= Splinters Theatre of Spectacle =

Splinters Theatre of Spectacle was an Australian Performance Troupe formed in Canberra in 1985 by David Branson, Patrick Troy, Ross Cameron, and John Utans, that was known for large outdoor spectacles. Between 1985 and 1996, Splinters produced more than 20 works that played at Australian theater festivals. In 1992, they produced Cathedral of Flesh which won the Best Promenade Theater Performance Award, at the Adelaide Fringe Festival.

==History==
Splinters evolved through a collective of writers, musicians, visual and performance artists creating loosely related skits and scenes, into a multi-format art concept production company. Working in a variety of venues with hundreds of artists Splinters produced displays all around Australia. Their offices were situated in the Gorman House Arts Centre in Canberra.

Utilizing techniques of theater, dance, performance art, puppetry, pyrotechnics, sculpture, music, and crowd manipulation, Splinters performed one-offs, seasons, exhibitions, and events.
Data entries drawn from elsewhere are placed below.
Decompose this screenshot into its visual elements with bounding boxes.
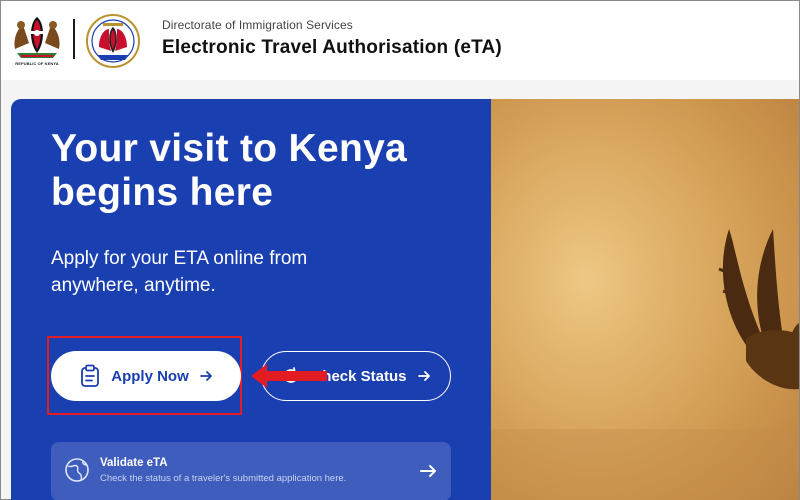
hero-title: Your visit to Kenya begins here [51, 127, 408, 214]
apply-now-button[interactable]: Apply Now [51, 351, 241, 401]
clipboard-icon [81, 364, 100, 387]
apply-now-label: Apply Now [111, 367, 189, 385]
globe-icon [65, 458, 89, 482]
department-name: Directorate of Immigration Services [162, 18, 353, 32]
arrow-right-icon [417, 371, 430, 381]
hero-subtitle: Apply for your ETA online from anywhere,… [51, 248, 308, 296]
validate-eta-title: Validate eTA [100, 457, 168, 469]
hero-panel: Your visit to Kenya begins here Apply fo… [11, 99, 491, 500]
header-text: Directorate of Immigration Services Elec… [162, 18, 502, 59]
antelope-silhouette-image [491, 99, 799, 500]
arrow-right-icon [420, 465, 436, 477]
validate-eta-description: Check the status of a traveler's submitt… [100, 473, 347, 484]
coat-of-arms-caption: REPUBLIC OF KENYA [15, 61, 59, 66]
site-header: REPUBLIC OF KENYA Directorate of Immigra… [1, 1, 799, 80]
red-pointer-arrow-icon [251, 364, 327, 388]
header-divider [73, 19, 75, 59]
arrow-right-icon [199, 371, 212, 381]
kenya-coat-of-arms-logo[interactable]: REPUBLIC OF KENYA [9, 11, 65, 69]
immigration-emblem-logo[interactable] [85, 13, 141, 69]
hero-savanna-image [491, 99, 799, 500]
validate-eta-card[interactable]: Validate eTA Check the status of a trave… [51, 442, 451, 500]
site-title: Electronic Travel Authorisation (eTA) [162, 37, 502, 58]
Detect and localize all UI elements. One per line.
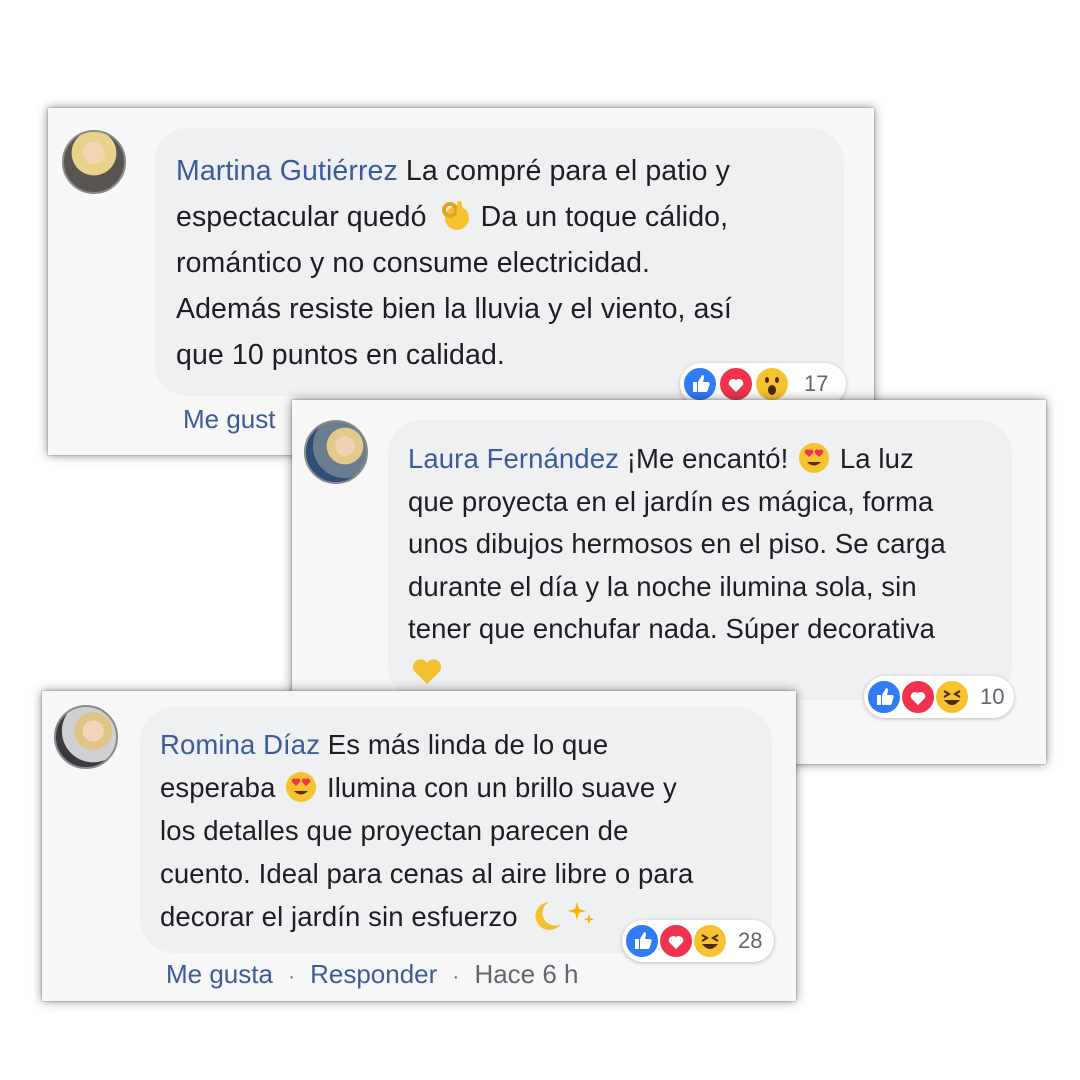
heart-eyes-emoji <box>286 772 317 802</box>
crescent-moon-sparkles-emoji <box>535 902 595 930</box>
like-reaction-icon <box>682 366 718 402</box>
ok-hand-emoji <box>441 201 469 230</box>
separator: · <box>288 966 295 988</box>
avatar[interactable] <box>304 420 368 484</box>
heart-eyes-emoji <box>799 443 830 473</box>
like-link[interactable]: Me gusta <box>166 959 273 989</box>
comment-body: Laura Fernández ¡Me encantó! La luz que … <box>408 438 946 693</box>
reply-link[interactable]: Responder <box>310 959 437 989</box>
haha-reaction-icon <box>934 679 970 715</box>
like-reaction-icon <box>866 679 902 715</box>
haha-reaction-icon <box>692 923 728 959</box>
comment-author[interactable]: Romina Díaz <box>160 729 320 760</box>
reaction-count: 17 <box>804 371 829 396</box>
like-reaction-icon <box>624 923 660 959</box>
comment-actions: Me gusta · Responder · Hace 6 h <box>166 959 579 990</box>
reaction-count: 28 <box>738 928 763 953</box>
reaction-summary[interactable]: 10 <box>864 676 1014 718</box>
love-reaction-icon <box>658 923 694 959</box>
avatar[interactable] <box>54 705 118 769</box>
reaction-summary[interactable]: 17 <box>680 363 846 405</box>
yellow-heart-emoji <box>412 658 442 684</box>
reaction-summary[interactable]: 28 <box>622 920 774 962</box>
timestamp[interactable]: Hace 6 h <box>474 959 578 989</box>
avatar[interactable] <box>62 130 126 194</box>
comment-body: Romina Díaz Es más linda de lo que esper… <box>160 729 694 932</box>
like-link[interactable]: Me gust <box>183 404 276 434</box>
separator: · <box>452 966 460 988</box>
love-reaction-icon <box>718 366 754 402</box>
comment-author[interactable]: Martina Gutiérrez <box>176 155 398 187</box>
comment-actions: Me gust <box>183 404 276 435</box>
comment-card-romina: Romina Díaz Es más linda de lo que esper… <box>42 691 796 1001</box>
reaction-count: 10 <box>980 684 1005 709</box>
wow-reaction-icon <box>754 366 790 402</box>
comment-body: Martina Gutiérrez La compré para el pati… <box>176 155 732 371</box>
love-reaction-icon <box>900 679 936 715</box>
comment-author[interactable]: Laura Fernández <box>408 443 619 474</box>
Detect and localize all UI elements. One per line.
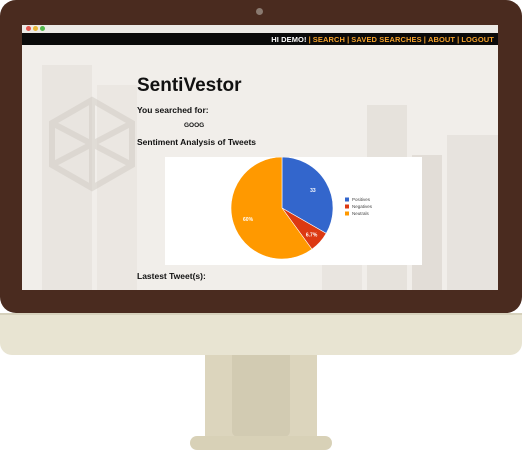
nav-separator: | — [423, 34, 426, 44]
browser-titlebar — [22, 25, 498, 33]
legend-label-positives[interactable]: Positives — [352, 197, 371, 202]
webcam — [256, 8, 263, 15]
legend-swatch-positives — [345, 197, 349, 202]
search-label: You searched for: — [137, 105, 209, 115]
monitor-stand-foot — [190, 436, 332, 450]
nav-link-logout[interactable]: LOGOUT — [461, 35, 494, 44]
legend-swatch-neutrals — [345, 211, 349, 216]
pie-label-negatives: 6.7% — [306, 233, 318, 239]
monitor-bezel: HI DEMO! | SEARCH | SAVED SEARCHES | ABO… — [0, 0, 522, 313]
nav-link-saved-searches[interactable]: SAVED SEARCHES — [351, 35, 421, 44]
nav-separator: | — [457, 34, 460, 44]
sentiment-chart-card: 33 Positives 6.7% Negatives 60% Neutrals — [165, 156, 422, 265]
nav-separator: | — [308, 34, 311, 44]
close-window-button[interactable] — [26, 26, 31, 31]
pie-label-positives: 33 — [310, 188, 316, 194]
sentiment-pie-chart: 33 Positives 6.7% Negatives 60% Neutrals — [230, 156, 373, 260]
latest-tweets-title: Lastest Tweet(s): — [137, 271, 206, 281]
browser-window: HI DEMO! | SEARCH | SAVED SEARCHES | ABO… — [22, 25, 498, 290]
pie-label-neutrals: 60% — [243, 217, 254, 223]
legend-swatch-negatives — [345, 204, 349, 209]
nav-separator: | — [347, 34, 350, 44]
monitor-chin — [0, 313, 522, 355]
minimize-window-button[interactable] — [33, 26, 38, 31]
top-navigation-bar: HI DEMO! | SEARCH | SAVED SEARCHES | ABO… — [22, 33, 498, 45]
maximize-window-button[interactable] — [40, 26, 45, 31]
chin-divider — [0, 313, 522, 315]
monitor-stand-shade — [232, 355, 290, 437]
nav-link-search[interactable]: SEARCH — [313, 35, 345, 44]
user-greeting: HI DEMO! — [271, 34, 307, 44]
search-term: GOOG — [184, 122, 205, 129]
nav-link-about[interactable]: ABOUT — [428, 35, 455, 44]
legend-label-negatives[interactable]: Negatives — [352, 204, 373, 209]
page-title: SentiVestor — [137, 75, 242, 96]
sentiment-section-title: Sentiment Analysis of Tweets — [137, 137, 257, 147]
legend-label-neutrals[interactable]: Neutrals — [352, 211, 370, 216]
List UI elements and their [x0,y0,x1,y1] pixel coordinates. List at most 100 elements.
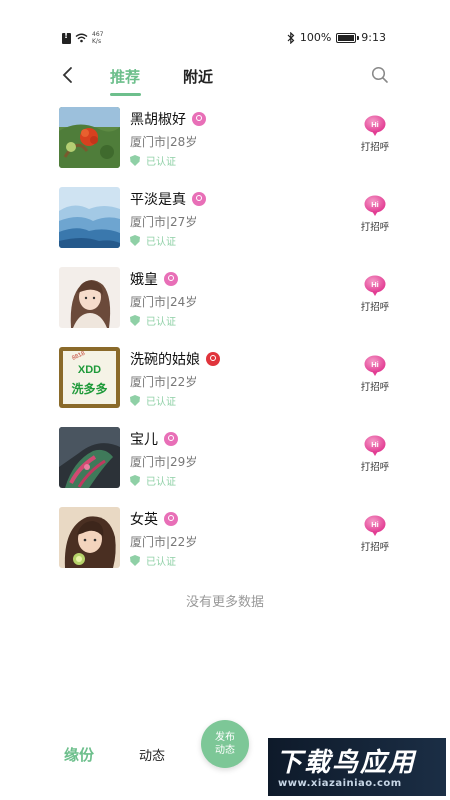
female-icon [164,432,178,446]
greet-button[interactable]: Hi 打招呼 [354,115,396,153]
avatar[interactable]: XDD 洗多多 8818 [59,347,120,408]
hi-bubble-icon: Hi [364,115,386,136]
verified-label: 已认证 [146,317,176,328]
female-icon [164,512,178,526]
logo-bottom-text: 洗多多 [71,381,107,396]
nav-tab-fate[interactable]: 缘份 [64,744,94,765]
city-age: 厦门市|24岁 [130,295,198,309]
list-item[interactable]: 女英 厦门市|22岁 已认证 Hi 打招呼 [0,505,450,569]
greet-label: 打招呼 [360,462,390,473]
user-name: 娥皇 [130,272,158,288]
status-left: 467 K/s [62,31,103,45]
avatar[interactable] [59,507,120,568]
greet-label: 打招呼 [360,222,390,233]
avatar-girl-image [59,507,120,568]
city-age: 厦门市|29岁 [130,455,198,469]
list-item[interactable]: XDD 洗多多 8818 洗碗的姑娘 厦门市|22岁 已认证 Hi 打招呼 [0,345,450,409]
hi-bubble-icon: Hi [364,195,386,216]
hi-text: Hi [371,520,379,529]
city-age: 厦门市|22岁 [130,375,198,389]
avatar-girl-image [59,267,120,328]
hi-bubble-icon: Hi [364,355,386,376]
female-icon [206,352,220,366]
verified-shield-icon [130,555,140,566]
battery-percent: 100% [299,31,332,44]
list-item[interactable]: 黑胡椒好 厦门市|28岁 已认证 Hi 打招呼 [0,105,450,169]
hi-text: Hi [371,360,379,369]
publish-label-line1: 发布 [215,732,235,743]
user-name-row: 黑胡椒好 [130,109,206,129]
greet-label: 打招呼 [360,142,390,153]
avatar[interactable] [59,107,120,168]
female-icon [192,192,206,206]
sim-alert-icon [62,31,71,44]
tab-recommend[interactable]: 推荐 [110,66,140,87]
search-icon[interactable] [371,66,389,84]
hi-text: Hi [371,280,379,289]
greet-button[interactable]: Hi 打招呼 [354,275,396,313]
verified-badge: 已认证 [130,553,176,568]
user-name: 女英 [130,512,158,528]
user-name: 黑胡椒好 [130,112,186,128]
greet-label: 打招呼 [360,382,390,393]
user-name: 宝儿 [130,432,158,448]
bluetooth-icon [287,31,295,44]
watermark-logo: 下载鸟应用 www.xiazainiao.com [268,738,446,796]
watermark-url: www.xiazainiao.com [278,778,402,789]
nav-tab-dynamic[interactable]: 动态 [139,745,165,764]
avatar-flower-image [59,107,120,168]
user-name-row: 娥皇 [130,269,178,289]
verified-shield-icon [130,235,140,246]
wifi-icon [75,33,88,43]
avatar[interactable] [59,187,120,248]
avatar-logo-image: XDD 洗多多 8818 [59,347,120,408]
verified-shield-icon [130,395,140,406]
publish-button[interactable]: 发布 动态 [201,720,249,768]
active-tab-indicator [110,93,141,96]
verified-label: 已认证 [146,557,176,568]
back-arrow-icon[interactable] [60,66,76,84]
female-icon [164,272,178,286]
avatar-legs-image [59,427,120,488]
user-name-row: 平淡是真 [130,189,206,209]
list-item[interactable]: 宝儿 厦门市|29岁 已认证 Hi 打招呼 [0,425,450,489]
verified-label: 已认证 [146,477,176,488]
tab-nearby[interactable]: 附近 [183,66,213,87]
hi-bubble-icon: Hi [364,435,386,456]
user-name: 洗碗的姑娘 [130,352,200,368]
no-more-data-text: 没有更多数据 [185,595,264,610]
greet-button[interactable]: Hi 打招呼 [354,355,396,393]
greet-button[interactable]: Hi 打招呼 [354,195,396,233]
verified-label: 已认证 [146,237,176,248]
net-speed: 467 K/s [92,31,103,45]
verified-badge: 已认证 [130,473,176,488]
user-name-row: 女英 [130,509,178,529]
verified-badge: 已认证 [130,153,176,168]
city-age: 厦门市|28岁 [130,135,198,149]
avatar[interactable] [59,267,120,328]
hi-bubble-icon: Hi [364,275,386,296]
greet-button[interactable]: Hi 打招呼 [354,515,396,553]
net-speed-unit: K/s [92,38,102,45]
city-age: 厦门市|22岁 [130,535,198,549]
user-name-row: 宝儿 [130,429,178,449]
hi-bubble-icon: Hi [364,515,386,536]
verified-badge: 已认证 [130,233,176,248]
avatar[interactable] [59,427,120,488]
verified-label: 已认证 [146,157,176,168]
city-age: 厦门市|27岁 [130,215,198,229]
verified-shield-icon [130,155,140,166]
greet-label: 打招呼 [360,302,390,313]
avatar-mountain-image [59,187,120,248]
hi-text: Hi [371,200,379,209]
greet-button[interactable]: Hi 打招呼 [354,435,396,473]
verified-label: 已认证 [146,397,176,408]
net-speed-value: 467 [92,31,104,38]
publish-label-line2: 动态 [215,745,235,756]
verified-shield-icon [130,315,140,326]
header: 推荐 附近 [0,52,450,98]
list-item[interactable]: 娥皇 厦门市|24岁 已认证 Hi 打招呼 [0,265,450,329]
list-item[interactable]: 平淡是真 厦门市|27岁 已认证 Hi 打招呼 [0,185,450,249]
hi-text: Hi [371,440,379,449]
hi-text: Hi [371,120,379,129]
Several performance and event groups gained momentum under the Splinters banner before launching their own companies including: Snuff Puppets, ODD Productions, Temple State, Triclops.

Splinters' first performance This Fantastic Lake in 1985 at the Downer Community Hall, Canberra was funded by International Youth Year. In 1988, Splinters received a grant from the Capital Arts Patrons Organisation. After several national and rural tours funded by the Australia Council's Performing Arts Board, the last performance under the Splinters aegis was Orpheus at Gorman House, Canberra in 1997. In 2001, speaking at the Legislative Assembly for the ACT about the death of David Branson, the Australian Minister for Urban Services and Minister for the Arts called Splinters "one of the most innovative groups in Canberra's quite illustrious history of arts practice."